Cal Poly football head coach Tim Walsh was asked informally last week when the Mustangs were going to break out the halfback pass.
As it turned out, it didn’t take much longer for offensive coordinator Saga Tuitele to dial up the trick play for the first time this season, a call that became a tiebreaking score in the third quarter of Saturday’s 30-24 victory at Weber State.
Slotback Kori Garcia took a pitch around the right side, pivoted and threw back across the field to quarterback Chris Brown, who sprinted 23 yards up the sideline for a touchdown.
That gave the Mustangs (3-3, 2-1 Big Sky Conference) a 24-17 lead with 5:22 left in the quarter, and it was part of a trio of touchdowns by Brown, who became the first player in Cal Poly Division I program history to pass, catch and run for a touchdown in a single game.
“It worked,” junior center Stephen Sippel said Tuesday. “It helped us out, the biggest score of the game. Honestly, he keeps impressing me every week. Every week, you see the hits he takes, and he keeps getting up. He’s a big tough guy.
“He’s got some wheels, too, so when he gets out into open space, he can leave some of the defenders in the dust. It’s fun to watch.”
There have been plenty of athletic quarterbacks since the Mustangs moved up from Division II in 1994.
But none have pulled off the Brown trifecta, not Andre Broadous or Jonathan Dally and not Seth Burford or Mike Fisher.
Broadous had an 8-yard catch in 2011 but did not get into the end zone. Burford, who set the program’s single-season passing record with 2,672 yards in 2000 and was drafted by the San Diego Chargers in 2002, had a 45-yard reception in 2001. No touchdown.
Fisher, the Mustangs’ all-time career passing leader with 7,494 yards, had one catch his senior year in 1995, but he didn’t score either.
Dally passed for 4,198 and 52 touchdowns in two seasons as the starter in 2007-08 but did not have the chance to catch a pass.
Still, when Brown added the 23-yard touchdown catch to his earlier 1-yard touchdown plunge and an 11-yard touchdown pass to Garcia, the distinction seemed so commonplace, the Mustangs didn’t give it a second thought on the trip back from Ogden, Utah.
Sippel said he became aware of it only when it was brought up by the media at a news conference Tuesday leading into this week’s game at Sacramento State.
“Chris is the type of athlete where you can do it and feel confident in it,” Walsh said of the halfback pass.
“He’s a triple threat.”
Walsh also revealed that there were discussions last season, when Cal Poly had four quarterbacks competing for playing time about whether to move either Brown or backup Dano Graves to a different skill position to get them on the field.
Coming out of Compton Dominguez High in 2011, Brown was recruited as a defensive back by Fresno State, Nevada and Hawaii.

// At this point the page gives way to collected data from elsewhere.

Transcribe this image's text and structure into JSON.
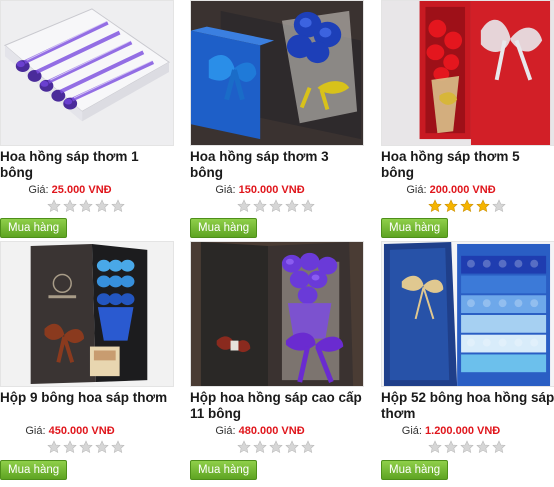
{
  "products": [
    {
      "name": "Hoa hồng sáp thơm 1 bông",
      "price_label": "Giá:",
      "price": "25.000 VNĐ",
      "rating": 0,
      "buy_label": "Mua hàng",
      "image": "purple-roses-tray"
    },
    {
      "name": "Hoa hồng sáp thơm 3 bông",
      "price_label": "Giá:",
      "price": "150.000 VNĐ",
      "rating": 0,
      "buy_label": "Mua hàng",
      "image": "blue-roses-box"
    },
    {
      "name": "Hoa hồng sáp thơm 5 bông",
      "price_label": "Giá:",
      "price": "200.000 VNĐ",
      "rating": 4,
      "buy_label": "Mua hàng",
      "image": "red-roses-box"
    },
    {
      "name": "Hộp 9 bông hoa sáp thơm",
      "price_label": "Giá:",
      "price": "450.000 VNĐ",
      "rating": 0,
      "buy_label": "Mua hàng",
      "image": "blue-roses-gift-box"
    },
    {
      "name": "Hộp hoa hồng sáp cao cấp 11 bông",
      "price_label": "Giá:",
      "price": "480.000 VNĐ",
      "rating": 0,
      "buy_label": "Mua hàng",
      "image": "purple-roses-gift-box"
    },
    {
      "name": "Hộp 52 bông hoa hồng sáp thơm",
      "price_label": "Giá:",
      "price": "1.200.000 VNĐ",
      "rating": 0,
      "buy_label": "Mua hàng",
      "image": "gradient-roses-box"
    }
  ],
  "colors": {
    "price": "#e0161c",
    "button": "#6cb22e",
    "star_on": "#f5b400",
    "star_off": "#d6d6d6"
  }
}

His older brother Terrance was a cornerback at Stanford.
But even though he chose Cal Poly over his FBS suitors so he could play quarterback, Brown looked like a natural catching the ball and outracing defenders to the end zone.
The Mustangs had been toying with ways to get Brown out on a pass pattern. Walsh said they just weren’t certain whether Garcia was on the one to get it to him. There are other skill players with quarterback experience on the roster as well.
Perhaps more intriguing is the possibility that Cal Poly had a chance to have two players pull off the same feat in the same game.
Garcia needed only a rushing touchdown to complete the trio, and the Mustangs could have tried to get him one.
After an 18-yard run on a reverse by receiver Kyle Lewis set Cal Poly up with first-and-goal on the 4-yard line early in the fourth quarter, the Mustangs turned to fullback Brandon Howe for another tiebreaking 1-yard touchdown that turned out to be the game winner.
Brown had just carried the ball for 3 yards on first-and-goal. Howe punched it in on second, but it easily could have been Garcia who had his number called.
“That would have been amazing to have two guys,” Walsh said. “I’ll bet that’s never been done in college football, two guys in one day run, catch and throw for a touchdown.
“It would have been different if the score was little bit different, but the reality of the situation was we have to do whatever we can to win the game, and that’s how we went into it.”